Neo Forza eSports NFP075 1 TB Review 10

Neo Forza eSports NFP075 1 TB Review

Thermal Analysis & Throttling »

Write Intensive Usage

When copying games from your Steam Library or other very large files (>10 GB), you might have noticed that write speeds on your SSD start out at full speed and then drop considerably. The underlying reason is that modern drives have caches that soak up write bursts to improve performance. In the fairly uncommon scenario of writing data that's too big to fit into these caches, the drive will have to write data directly to flash, and it will probably juggle some out of its write cache at the same time, which can result in a significant loss of write speed.
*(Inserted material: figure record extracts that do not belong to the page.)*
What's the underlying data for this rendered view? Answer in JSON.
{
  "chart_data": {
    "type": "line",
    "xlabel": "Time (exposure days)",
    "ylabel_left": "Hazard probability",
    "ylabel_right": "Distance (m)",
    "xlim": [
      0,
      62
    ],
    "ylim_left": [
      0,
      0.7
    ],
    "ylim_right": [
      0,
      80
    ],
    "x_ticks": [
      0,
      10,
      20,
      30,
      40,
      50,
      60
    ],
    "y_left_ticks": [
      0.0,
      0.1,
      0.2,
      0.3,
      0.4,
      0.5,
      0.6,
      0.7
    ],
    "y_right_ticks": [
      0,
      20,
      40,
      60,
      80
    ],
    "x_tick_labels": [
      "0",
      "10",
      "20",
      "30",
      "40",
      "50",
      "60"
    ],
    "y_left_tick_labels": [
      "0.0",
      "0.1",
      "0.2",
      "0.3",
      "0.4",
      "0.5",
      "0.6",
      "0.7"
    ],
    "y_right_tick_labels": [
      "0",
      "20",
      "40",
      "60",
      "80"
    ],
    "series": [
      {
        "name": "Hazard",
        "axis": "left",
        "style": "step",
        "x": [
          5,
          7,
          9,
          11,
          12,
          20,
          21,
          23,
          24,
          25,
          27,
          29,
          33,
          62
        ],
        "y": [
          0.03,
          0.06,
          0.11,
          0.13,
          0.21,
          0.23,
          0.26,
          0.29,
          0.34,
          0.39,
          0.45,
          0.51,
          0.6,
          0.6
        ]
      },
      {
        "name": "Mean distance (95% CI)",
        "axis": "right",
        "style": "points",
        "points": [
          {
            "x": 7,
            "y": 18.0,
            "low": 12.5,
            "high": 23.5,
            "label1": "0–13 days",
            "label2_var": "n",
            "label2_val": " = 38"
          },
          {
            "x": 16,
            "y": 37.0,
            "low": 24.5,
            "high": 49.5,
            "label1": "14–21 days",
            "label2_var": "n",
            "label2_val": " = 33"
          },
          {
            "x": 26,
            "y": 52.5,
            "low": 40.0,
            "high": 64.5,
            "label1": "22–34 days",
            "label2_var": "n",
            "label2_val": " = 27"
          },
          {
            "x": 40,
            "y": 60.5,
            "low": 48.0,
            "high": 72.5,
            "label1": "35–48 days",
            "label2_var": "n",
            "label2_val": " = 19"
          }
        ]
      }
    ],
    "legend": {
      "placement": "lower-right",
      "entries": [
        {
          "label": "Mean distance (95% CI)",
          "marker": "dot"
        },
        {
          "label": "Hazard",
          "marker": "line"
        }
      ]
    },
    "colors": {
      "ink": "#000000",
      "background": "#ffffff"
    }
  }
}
Newer TLC drives use part of their capacity in SLC mode for increased performance. This test can reveal the size of that SLC cache.

Testing on this page looks at exactly that scenario. We write a sequential stream of 1 MB blocks to the drive in a single thread, like a typical file-copy operation would do, and measure write speeds twice a second. The drive is fully erased before testing to ensure any caches are emptied. Please note that this test writes a lot of data in a very short time, which is something most consumers will never do.
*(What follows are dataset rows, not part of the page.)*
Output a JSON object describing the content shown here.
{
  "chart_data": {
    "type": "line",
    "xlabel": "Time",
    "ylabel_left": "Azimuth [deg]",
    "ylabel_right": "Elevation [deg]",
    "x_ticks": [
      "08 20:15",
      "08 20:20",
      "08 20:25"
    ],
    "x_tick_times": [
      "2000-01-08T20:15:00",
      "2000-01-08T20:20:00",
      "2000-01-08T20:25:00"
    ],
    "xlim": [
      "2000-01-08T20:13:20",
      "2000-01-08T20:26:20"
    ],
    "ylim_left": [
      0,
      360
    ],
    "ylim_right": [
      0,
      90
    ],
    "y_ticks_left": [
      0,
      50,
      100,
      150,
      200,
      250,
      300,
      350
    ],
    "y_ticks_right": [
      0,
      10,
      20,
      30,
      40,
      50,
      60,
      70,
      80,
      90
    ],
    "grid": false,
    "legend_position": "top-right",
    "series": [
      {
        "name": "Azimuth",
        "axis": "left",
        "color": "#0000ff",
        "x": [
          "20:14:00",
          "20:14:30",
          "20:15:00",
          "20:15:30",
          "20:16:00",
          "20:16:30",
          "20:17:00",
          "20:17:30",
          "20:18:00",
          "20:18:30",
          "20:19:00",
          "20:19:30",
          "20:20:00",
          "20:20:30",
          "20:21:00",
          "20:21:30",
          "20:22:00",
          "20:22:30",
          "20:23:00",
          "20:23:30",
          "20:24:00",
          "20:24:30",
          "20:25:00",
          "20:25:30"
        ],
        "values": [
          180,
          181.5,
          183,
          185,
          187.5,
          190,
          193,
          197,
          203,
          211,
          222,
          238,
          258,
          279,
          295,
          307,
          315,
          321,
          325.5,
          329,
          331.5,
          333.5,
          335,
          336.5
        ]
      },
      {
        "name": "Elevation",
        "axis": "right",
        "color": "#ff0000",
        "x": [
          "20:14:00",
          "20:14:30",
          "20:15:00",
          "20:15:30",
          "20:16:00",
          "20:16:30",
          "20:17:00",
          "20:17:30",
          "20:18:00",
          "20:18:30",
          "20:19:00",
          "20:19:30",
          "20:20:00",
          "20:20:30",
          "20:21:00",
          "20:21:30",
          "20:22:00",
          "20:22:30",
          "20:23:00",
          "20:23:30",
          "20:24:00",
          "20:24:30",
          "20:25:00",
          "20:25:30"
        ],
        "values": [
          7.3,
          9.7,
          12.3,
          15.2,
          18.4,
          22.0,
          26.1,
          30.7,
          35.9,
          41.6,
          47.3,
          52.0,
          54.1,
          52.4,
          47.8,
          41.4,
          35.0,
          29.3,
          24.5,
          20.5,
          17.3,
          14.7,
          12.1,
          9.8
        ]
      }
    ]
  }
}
Sustained Write Performance SLC Cache

Write speeds start out at an impressive 3 GB/s, but after only 24 GB of data written, write speeds drop to 1 GB/s. For 2021, this is a small SLC cache. The good thing is that from here on out, the drive achieves a constant 1 GB/s write rate until it is completely full.

Filling the whole drive completes at 1024 MB/s, which is a good result, better than many TLC drives out there, but still considerably slower than what the latest Gen 4 higher-end drivers offer.

Any pause in write activity, even for a second, will give the drive time to free up some SLC cache, so full write rates are restored after some idle time even if the drive is partially filled.